US 12,468,968 B2
Provider performance scoring using supervised and unsupervised learning
Ji Li, Mountain View, CA (US); Asha Anju, Santa Clara, CA (US); and Xi Chen, San Bruno, CA (US)
Assigned to CLARA ANALYTICS, INC., Santa Clara, CA (US)
Filed by CLARA ANALYTICS, INC., Santa Clara, CA (US)
Filed on Feb. 26, 2021, as Appl. No. 17/186,792.
Prior Publication US 2022/0277209 A1, Sep. 1, 2022
Int. Cl. G06N 5/045 (2023.01); G06F 18/214 (2023.01); G06N 20/20 (2019.01); G06Q 10/10 (2023.01)

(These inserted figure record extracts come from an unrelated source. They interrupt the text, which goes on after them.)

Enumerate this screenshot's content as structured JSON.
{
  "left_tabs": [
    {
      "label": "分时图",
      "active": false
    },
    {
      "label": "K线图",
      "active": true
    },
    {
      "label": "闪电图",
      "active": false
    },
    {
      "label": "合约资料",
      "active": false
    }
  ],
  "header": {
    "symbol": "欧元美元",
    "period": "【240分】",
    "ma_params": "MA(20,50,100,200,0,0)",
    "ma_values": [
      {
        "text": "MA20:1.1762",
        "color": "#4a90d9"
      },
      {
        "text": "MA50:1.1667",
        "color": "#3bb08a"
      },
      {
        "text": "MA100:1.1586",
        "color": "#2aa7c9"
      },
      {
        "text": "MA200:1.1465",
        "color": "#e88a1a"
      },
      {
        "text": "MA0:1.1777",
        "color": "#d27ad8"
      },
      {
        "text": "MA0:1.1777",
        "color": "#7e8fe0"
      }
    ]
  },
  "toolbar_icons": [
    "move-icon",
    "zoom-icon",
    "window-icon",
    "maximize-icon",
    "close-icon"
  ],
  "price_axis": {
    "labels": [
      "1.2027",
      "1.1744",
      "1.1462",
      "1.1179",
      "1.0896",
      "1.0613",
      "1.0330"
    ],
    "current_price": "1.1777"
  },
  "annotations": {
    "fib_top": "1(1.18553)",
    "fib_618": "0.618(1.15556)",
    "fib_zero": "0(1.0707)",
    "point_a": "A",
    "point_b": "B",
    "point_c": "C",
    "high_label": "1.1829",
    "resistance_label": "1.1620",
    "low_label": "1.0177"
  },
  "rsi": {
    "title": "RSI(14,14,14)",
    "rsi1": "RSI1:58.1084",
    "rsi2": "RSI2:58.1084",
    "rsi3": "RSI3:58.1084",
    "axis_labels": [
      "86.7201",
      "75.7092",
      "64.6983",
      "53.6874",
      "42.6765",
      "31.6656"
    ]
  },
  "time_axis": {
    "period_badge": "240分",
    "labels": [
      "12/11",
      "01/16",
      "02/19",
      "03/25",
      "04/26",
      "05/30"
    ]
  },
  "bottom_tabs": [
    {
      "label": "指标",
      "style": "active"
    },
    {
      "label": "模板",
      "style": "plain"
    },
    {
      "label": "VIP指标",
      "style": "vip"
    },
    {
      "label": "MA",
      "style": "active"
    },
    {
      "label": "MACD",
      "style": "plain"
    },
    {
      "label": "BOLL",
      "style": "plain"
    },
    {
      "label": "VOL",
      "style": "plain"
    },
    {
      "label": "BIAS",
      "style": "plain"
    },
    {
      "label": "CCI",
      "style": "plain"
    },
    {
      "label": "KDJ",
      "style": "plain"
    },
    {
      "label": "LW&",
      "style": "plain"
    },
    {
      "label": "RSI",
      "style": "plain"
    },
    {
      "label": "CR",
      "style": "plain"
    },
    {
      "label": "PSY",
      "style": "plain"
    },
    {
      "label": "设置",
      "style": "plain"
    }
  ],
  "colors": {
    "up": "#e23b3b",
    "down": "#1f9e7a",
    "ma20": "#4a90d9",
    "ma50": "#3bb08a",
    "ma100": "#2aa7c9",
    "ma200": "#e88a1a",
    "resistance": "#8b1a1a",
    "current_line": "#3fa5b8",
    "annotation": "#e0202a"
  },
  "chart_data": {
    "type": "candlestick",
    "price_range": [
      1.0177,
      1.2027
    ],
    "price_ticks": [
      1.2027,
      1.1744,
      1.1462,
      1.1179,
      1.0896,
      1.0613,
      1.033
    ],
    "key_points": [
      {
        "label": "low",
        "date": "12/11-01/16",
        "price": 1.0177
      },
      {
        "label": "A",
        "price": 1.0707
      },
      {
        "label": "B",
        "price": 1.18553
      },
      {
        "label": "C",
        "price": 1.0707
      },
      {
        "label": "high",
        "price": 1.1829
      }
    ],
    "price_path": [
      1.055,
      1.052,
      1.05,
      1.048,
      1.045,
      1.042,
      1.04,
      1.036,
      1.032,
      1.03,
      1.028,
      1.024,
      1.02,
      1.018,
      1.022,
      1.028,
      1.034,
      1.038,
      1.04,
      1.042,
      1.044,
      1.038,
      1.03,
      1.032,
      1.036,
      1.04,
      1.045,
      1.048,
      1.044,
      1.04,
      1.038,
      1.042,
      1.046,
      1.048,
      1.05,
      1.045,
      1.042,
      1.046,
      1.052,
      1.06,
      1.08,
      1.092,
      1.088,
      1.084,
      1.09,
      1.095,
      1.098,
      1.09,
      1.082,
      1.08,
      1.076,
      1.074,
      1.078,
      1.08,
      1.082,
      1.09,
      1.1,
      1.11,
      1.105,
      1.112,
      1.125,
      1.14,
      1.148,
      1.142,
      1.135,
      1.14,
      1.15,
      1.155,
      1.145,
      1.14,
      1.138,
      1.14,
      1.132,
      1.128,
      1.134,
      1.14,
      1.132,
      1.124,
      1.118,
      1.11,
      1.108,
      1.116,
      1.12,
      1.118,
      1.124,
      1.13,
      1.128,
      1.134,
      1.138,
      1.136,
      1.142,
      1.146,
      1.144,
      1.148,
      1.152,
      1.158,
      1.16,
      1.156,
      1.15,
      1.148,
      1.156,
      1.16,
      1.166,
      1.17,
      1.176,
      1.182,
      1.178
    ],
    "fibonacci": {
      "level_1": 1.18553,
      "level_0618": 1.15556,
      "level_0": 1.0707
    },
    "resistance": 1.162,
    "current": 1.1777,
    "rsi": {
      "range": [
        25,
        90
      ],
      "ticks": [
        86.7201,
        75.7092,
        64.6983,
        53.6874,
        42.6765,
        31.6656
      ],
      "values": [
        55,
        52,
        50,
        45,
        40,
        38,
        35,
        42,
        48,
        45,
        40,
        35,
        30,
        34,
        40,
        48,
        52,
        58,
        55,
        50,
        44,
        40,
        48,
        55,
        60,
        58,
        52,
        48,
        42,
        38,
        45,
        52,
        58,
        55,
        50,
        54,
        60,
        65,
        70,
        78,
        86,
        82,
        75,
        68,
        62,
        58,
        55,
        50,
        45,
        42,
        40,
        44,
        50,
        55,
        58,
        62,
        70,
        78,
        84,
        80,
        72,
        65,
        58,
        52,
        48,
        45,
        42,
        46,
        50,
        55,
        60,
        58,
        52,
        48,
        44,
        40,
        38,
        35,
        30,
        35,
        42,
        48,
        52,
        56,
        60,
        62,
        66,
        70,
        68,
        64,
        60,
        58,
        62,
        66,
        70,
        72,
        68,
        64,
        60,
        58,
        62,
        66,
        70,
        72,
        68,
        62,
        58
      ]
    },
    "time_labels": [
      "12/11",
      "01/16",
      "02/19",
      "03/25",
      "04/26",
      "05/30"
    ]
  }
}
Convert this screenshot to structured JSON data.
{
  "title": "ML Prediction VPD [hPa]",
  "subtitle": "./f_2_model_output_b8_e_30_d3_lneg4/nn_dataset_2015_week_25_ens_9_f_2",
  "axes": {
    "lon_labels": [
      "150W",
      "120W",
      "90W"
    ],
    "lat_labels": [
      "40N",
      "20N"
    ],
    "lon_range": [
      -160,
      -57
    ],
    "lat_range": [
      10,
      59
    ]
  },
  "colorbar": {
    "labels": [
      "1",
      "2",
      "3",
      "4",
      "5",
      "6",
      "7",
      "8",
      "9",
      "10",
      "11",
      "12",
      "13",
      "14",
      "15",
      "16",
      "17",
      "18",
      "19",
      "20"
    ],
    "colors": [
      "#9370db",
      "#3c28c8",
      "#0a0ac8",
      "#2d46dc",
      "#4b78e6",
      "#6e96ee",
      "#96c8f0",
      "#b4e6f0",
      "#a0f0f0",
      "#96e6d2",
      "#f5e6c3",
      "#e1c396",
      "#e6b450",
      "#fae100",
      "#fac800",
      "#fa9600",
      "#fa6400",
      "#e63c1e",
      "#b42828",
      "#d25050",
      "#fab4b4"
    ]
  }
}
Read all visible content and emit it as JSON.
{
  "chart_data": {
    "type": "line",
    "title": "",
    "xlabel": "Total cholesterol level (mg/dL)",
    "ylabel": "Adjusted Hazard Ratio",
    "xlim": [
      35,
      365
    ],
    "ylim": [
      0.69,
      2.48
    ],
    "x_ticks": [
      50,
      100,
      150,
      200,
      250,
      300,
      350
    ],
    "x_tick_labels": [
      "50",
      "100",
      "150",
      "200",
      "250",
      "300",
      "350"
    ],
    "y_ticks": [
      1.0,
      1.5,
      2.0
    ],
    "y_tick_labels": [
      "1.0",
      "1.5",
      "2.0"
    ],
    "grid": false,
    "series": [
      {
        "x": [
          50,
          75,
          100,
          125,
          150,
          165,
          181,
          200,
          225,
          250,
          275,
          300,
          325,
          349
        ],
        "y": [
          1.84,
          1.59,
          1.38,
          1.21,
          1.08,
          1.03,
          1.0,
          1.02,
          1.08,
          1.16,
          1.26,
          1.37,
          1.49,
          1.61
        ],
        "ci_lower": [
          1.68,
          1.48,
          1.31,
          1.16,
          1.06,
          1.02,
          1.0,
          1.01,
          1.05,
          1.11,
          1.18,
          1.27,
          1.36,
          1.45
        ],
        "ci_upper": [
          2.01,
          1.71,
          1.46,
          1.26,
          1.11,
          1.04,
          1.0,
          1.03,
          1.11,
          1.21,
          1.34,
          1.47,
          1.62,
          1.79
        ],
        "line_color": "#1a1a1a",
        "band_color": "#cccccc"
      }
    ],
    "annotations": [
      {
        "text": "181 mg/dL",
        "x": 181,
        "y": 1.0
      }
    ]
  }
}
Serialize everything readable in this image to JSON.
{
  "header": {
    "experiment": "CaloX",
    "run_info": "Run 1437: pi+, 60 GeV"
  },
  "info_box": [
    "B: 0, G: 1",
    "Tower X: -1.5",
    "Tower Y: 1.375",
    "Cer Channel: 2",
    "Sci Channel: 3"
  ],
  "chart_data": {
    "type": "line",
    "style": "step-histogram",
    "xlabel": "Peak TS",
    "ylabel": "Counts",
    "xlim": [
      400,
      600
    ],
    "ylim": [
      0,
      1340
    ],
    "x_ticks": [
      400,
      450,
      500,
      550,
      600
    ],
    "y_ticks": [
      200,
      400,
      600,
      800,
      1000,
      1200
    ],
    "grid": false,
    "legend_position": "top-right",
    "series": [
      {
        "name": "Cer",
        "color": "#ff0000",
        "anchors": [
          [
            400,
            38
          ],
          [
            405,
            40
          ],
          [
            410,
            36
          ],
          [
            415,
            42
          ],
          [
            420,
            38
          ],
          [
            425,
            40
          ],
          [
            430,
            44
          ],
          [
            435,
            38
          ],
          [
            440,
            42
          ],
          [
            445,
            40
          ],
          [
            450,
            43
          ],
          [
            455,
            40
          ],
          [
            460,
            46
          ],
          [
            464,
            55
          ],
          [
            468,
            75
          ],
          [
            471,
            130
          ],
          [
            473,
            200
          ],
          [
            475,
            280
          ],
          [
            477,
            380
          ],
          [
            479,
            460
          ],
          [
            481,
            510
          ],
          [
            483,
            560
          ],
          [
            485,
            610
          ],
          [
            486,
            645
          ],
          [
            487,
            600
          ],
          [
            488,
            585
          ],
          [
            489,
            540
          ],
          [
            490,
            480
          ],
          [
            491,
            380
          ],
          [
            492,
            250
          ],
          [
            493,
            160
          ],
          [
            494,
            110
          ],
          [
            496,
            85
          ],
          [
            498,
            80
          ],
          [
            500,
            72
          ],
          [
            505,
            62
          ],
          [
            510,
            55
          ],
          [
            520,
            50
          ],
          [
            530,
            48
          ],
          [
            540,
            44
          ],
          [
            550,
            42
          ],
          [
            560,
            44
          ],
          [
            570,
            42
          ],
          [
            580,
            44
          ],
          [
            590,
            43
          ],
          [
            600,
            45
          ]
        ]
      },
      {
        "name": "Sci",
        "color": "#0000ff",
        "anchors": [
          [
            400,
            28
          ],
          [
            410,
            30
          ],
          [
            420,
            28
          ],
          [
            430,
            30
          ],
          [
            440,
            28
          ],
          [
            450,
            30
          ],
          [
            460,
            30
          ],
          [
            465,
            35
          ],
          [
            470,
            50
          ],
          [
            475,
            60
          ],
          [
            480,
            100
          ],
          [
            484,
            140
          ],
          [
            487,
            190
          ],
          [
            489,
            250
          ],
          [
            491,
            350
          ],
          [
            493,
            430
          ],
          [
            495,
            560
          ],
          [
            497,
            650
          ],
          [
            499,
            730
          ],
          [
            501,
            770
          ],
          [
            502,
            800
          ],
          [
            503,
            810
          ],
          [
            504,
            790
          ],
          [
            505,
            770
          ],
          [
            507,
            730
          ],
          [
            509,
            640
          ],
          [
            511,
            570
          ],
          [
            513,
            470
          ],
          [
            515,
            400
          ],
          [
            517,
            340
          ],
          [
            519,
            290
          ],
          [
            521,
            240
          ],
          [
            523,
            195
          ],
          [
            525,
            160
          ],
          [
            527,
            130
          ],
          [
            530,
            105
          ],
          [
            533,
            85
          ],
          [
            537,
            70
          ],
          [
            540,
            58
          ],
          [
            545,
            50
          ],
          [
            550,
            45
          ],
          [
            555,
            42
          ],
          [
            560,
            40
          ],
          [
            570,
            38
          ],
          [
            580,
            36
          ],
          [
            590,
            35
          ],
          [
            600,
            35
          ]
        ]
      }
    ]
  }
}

CPC G06N 5/045 (2013.01) [G06F 18/214 (2023.01); G06N 20/20 (2019.01); G06Q 10/10 (2013.01)] 27 Claims
OG exemplary drawing
 
1. A method for predicting performance of a provider comprising:
receiving data associated with a claim involving the provider;
inputting the data associated with the claim into a supervised machine learning model and receiving a predicted performance of the claim as output, wherein the supervised machine learning model has been trained on structured data and unstructured data;
selecting a first unsupervised machine learning model from a plurality of unsupervised machine learning models by determining whether information available for the claim satisfies data fields associated with a stage in claim processing that the claim belongs to, one or more of the plurality of unsupervised machine learning models associated with a different stage of a plurality of stages in claim processing, wherein the plurality of stages comprise information associated with the claim as the claim progresses;
inputting the data associated with the claim into the selected first unsupervised machine learning model and receiving as output from the selected first unsupervised machine learning model an identification of a cluster of candidate claims to which the claim belongs;
generating a score corresponding to a predicted performance of the provider based on the predicted performance of the claim and the identification of the cluster of candidate claims; and
providing, for display at a client device, the generated score of the provider.